Leading indicators moderate. Despite reporting robust figures, system loan applications contracted by -7%mom. Core contributors to the steep decline were contractions in hire purchase loans, and residential mortgages.

Working capital loan applications registered decent +5.4%mom growth, having contracted by -20%mom in Aug-22. System loan approvals dropped by a steeper -14%mom following more restrictive financing from banks. Approval rates have gone down to 56.5% (from Aug-22’s peak of 61.0%), with a notable reduction in business loan approval rate.

Deposit growth trajectory maintained. Sep-22 system deposits rose by a fast pace of +7.5%yoy, +0.5%mom
(Annualised: +6.7%). Growth was primarily driven by FDs (+1.0%mom), with CASA growth (-0.9%mom) reporting steady
contractions. Coupled with dwindling loan growth, L/D ratio has fallen to 88.7%.
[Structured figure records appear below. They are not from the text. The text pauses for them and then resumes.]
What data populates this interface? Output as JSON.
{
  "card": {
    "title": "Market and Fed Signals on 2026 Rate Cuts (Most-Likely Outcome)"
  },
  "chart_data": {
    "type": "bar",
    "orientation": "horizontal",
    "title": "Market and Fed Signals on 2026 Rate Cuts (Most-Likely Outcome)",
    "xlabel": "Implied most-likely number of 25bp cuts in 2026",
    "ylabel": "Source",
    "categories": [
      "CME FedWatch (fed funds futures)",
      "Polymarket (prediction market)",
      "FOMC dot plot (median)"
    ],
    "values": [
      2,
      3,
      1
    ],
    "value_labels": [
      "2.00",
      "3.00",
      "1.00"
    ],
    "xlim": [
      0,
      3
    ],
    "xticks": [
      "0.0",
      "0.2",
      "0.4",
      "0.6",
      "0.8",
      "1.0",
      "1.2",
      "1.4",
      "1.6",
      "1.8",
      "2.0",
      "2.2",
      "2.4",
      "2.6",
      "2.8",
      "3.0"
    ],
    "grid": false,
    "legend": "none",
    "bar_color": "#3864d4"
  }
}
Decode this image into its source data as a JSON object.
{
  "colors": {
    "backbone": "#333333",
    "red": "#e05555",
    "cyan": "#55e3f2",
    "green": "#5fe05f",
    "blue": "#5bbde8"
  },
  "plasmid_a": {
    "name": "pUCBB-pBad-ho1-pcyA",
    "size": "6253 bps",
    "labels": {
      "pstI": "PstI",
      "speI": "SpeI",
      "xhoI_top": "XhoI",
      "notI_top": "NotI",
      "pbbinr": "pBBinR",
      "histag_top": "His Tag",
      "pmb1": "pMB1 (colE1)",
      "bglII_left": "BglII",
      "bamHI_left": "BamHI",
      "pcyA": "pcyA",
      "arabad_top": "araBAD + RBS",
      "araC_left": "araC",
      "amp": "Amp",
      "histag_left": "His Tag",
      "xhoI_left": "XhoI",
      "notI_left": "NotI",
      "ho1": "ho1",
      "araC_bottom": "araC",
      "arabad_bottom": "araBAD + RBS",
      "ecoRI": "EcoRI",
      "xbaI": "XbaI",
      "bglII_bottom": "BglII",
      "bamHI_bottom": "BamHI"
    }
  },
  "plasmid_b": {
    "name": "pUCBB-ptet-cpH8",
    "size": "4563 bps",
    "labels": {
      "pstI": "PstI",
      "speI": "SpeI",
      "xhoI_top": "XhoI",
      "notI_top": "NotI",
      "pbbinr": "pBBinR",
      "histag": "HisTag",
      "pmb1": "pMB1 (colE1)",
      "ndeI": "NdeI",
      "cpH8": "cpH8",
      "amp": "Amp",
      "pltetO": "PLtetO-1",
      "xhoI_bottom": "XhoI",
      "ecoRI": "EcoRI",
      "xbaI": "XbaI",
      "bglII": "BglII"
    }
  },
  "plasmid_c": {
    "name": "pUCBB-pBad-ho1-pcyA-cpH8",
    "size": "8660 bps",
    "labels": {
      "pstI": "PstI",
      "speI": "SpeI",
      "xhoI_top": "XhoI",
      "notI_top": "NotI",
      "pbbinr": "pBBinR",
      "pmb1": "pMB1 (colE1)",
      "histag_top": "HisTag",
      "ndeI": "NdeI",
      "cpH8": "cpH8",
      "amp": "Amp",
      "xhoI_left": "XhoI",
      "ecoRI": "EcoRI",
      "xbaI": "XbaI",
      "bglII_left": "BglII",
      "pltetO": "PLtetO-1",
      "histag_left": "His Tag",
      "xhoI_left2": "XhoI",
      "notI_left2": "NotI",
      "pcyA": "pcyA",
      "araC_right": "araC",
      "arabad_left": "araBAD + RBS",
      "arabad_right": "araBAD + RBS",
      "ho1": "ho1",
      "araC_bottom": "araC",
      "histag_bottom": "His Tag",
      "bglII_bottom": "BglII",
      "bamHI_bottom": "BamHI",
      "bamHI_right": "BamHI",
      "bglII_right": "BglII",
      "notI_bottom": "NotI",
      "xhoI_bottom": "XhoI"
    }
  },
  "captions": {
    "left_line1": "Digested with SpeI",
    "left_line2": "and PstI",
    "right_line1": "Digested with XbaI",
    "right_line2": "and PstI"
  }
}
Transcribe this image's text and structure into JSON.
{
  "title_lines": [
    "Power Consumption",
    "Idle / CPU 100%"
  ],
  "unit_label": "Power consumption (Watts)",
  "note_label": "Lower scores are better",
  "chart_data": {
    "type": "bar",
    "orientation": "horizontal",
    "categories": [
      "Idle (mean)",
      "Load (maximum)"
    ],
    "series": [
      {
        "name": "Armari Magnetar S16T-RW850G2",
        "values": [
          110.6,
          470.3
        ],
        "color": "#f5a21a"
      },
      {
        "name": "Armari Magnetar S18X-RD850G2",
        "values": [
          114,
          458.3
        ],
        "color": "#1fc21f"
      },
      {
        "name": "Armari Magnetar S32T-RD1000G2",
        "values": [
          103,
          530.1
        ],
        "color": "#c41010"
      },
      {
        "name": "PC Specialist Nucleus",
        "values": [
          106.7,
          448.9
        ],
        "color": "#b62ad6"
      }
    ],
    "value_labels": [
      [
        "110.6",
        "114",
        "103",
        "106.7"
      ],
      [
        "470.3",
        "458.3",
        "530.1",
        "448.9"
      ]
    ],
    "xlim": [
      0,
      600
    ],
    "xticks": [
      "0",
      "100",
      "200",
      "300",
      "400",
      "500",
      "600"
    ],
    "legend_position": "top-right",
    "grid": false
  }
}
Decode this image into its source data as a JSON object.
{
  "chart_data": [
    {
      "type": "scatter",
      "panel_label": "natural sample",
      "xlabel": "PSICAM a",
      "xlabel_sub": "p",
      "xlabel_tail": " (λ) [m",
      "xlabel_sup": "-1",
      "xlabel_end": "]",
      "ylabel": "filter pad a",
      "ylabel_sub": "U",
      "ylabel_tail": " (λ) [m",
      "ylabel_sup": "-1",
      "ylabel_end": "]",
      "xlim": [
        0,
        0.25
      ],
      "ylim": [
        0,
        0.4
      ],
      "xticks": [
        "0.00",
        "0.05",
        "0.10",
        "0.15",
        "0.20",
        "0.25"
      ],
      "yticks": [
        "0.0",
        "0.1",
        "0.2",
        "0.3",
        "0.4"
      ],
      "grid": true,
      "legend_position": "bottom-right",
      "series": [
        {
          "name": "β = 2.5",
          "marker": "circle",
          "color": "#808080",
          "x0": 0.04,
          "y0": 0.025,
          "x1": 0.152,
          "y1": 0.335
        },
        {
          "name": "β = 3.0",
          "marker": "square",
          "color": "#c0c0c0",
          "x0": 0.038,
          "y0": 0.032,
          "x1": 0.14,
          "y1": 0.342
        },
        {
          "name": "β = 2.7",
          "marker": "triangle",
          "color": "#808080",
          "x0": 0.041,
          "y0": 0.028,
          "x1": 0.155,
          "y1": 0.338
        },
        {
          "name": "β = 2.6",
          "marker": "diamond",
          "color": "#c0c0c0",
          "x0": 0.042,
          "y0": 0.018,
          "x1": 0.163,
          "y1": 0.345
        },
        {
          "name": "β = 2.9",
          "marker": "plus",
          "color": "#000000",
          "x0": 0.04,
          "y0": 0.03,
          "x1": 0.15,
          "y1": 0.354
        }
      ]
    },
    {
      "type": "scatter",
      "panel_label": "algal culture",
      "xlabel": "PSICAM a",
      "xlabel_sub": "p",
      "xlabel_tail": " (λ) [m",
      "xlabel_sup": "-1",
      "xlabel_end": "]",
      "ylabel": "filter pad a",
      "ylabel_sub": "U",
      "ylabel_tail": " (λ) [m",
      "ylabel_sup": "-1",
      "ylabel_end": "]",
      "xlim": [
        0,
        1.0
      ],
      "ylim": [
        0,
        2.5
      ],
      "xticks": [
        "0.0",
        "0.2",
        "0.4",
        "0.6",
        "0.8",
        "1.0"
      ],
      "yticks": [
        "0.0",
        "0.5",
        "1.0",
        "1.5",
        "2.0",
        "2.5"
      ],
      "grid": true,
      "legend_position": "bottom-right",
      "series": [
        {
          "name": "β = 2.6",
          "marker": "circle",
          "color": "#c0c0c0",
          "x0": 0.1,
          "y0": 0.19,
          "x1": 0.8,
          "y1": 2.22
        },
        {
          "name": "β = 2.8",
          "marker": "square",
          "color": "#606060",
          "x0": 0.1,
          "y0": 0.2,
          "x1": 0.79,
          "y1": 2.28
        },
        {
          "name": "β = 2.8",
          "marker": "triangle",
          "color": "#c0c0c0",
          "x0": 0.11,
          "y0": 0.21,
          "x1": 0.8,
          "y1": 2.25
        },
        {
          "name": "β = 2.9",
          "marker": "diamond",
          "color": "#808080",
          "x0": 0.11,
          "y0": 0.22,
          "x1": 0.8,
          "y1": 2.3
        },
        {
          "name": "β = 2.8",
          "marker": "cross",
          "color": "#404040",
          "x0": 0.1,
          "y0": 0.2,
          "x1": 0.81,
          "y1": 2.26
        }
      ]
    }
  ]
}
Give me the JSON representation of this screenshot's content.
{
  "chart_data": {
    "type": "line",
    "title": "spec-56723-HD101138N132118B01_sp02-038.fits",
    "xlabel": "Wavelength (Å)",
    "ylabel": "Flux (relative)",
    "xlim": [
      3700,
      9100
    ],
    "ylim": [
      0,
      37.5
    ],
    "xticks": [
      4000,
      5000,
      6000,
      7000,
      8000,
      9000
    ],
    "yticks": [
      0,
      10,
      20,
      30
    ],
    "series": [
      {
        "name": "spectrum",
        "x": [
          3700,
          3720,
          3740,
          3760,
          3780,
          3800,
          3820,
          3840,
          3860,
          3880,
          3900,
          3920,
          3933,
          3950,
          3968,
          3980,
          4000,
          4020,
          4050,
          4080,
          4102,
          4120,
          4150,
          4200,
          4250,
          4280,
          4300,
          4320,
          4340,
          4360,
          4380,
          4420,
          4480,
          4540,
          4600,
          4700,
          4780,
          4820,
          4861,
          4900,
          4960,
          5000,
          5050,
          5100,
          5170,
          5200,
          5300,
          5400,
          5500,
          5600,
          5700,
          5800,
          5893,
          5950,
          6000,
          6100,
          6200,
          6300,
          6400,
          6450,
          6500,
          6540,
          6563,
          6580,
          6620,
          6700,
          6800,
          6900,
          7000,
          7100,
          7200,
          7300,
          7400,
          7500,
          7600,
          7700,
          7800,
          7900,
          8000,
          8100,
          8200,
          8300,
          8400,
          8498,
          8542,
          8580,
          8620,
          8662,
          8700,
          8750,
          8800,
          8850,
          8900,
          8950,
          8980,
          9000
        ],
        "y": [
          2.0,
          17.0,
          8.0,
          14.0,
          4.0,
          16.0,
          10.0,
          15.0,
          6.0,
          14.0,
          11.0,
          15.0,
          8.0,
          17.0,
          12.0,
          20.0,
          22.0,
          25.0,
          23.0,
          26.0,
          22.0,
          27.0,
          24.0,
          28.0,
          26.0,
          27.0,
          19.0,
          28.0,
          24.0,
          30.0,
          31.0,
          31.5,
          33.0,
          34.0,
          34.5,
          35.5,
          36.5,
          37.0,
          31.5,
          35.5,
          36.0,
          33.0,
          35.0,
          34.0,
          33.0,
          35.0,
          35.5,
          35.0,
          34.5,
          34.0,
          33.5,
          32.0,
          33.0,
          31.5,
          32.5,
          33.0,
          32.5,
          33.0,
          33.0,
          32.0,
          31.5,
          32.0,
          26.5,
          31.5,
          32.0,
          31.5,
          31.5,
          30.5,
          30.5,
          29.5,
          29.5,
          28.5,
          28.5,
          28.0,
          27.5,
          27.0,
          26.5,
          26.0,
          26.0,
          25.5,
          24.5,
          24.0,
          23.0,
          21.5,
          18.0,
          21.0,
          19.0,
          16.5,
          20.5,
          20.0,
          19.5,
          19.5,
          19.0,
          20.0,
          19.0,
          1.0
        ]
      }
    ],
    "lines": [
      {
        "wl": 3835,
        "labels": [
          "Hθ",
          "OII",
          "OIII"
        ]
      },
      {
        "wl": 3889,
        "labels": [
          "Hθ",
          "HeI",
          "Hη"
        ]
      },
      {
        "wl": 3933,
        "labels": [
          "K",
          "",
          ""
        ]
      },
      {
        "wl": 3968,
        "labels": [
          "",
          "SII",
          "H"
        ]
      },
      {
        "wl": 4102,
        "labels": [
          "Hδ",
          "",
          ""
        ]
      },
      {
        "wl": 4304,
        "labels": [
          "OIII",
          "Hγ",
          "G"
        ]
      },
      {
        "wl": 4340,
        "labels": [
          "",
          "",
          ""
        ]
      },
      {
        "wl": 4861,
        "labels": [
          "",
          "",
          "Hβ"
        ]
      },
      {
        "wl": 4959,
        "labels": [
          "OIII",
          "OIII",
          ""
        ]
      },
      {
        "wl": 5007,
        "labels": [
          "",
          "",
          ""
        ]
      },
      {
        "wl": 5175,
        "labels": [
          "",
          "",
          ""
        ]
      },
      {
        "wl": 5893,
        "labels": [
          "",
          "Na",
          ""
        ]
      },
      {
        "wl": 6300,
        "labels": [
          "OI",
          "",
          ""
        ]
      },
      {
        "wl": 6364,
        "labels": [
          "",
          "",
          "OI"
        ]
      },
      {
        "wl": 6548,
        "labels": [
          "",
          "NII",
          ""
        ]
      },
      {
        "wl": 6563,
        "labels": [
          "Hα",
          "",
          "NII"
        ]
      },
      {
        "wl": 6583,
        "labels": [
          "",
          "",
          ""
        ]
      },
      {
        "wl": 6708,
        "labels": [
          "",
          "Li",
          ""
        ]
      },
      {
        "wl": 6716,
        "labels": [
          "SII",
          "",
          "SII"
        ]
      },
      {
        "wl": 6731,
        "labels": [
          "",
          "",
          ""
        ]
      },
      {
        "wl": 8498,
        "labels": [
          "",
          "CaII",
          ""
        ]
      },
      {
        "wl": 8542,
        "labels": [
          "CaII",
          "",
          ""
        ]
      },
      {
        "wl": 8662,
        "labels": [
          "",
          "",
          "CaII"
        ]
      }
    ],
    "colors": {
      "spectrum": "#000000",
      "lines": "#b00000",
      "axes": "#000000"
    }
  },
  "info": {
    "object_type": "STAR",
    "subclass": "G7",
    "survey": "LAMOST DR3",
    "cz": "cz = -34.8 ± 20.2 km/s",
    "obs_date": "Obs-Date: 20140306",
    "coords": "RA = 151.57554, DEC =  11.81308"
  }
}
GIL volume fell by -0.4%mom, with the system GIL ratio falling by -2bps mom to 1.82%. Retail and Business loan GIL ratios declined by -1bps and -3bps respectively. Expect GIL ratio to creep up – the peak of which depends on the extent of the economic downturn. Interest spread narrowed by -4bps mom. ALR rose by +19bps mom. The 3-month FD rate rose by +23bps mom. Interest spread will likely peak in 3QCY22 or 4QCY22, depending on how fast deposit competition is able to stabilise.

The research house maintains a positive stance on the sector while noting that the sector must contend with rising deposit competition, normalisation of OPEX, and potential economic-downturn-induced provisioning and asset quality surprises in the following year, MIDF nevertheless makes the positive call premised on OPR-hike uplift to NII, improved fee income outlook, and attractive dividend yields and valuations. Top picks for the sector remain CIMB (BUY, TP: RM6.16) and RHB (BUY, TP: RM6.94).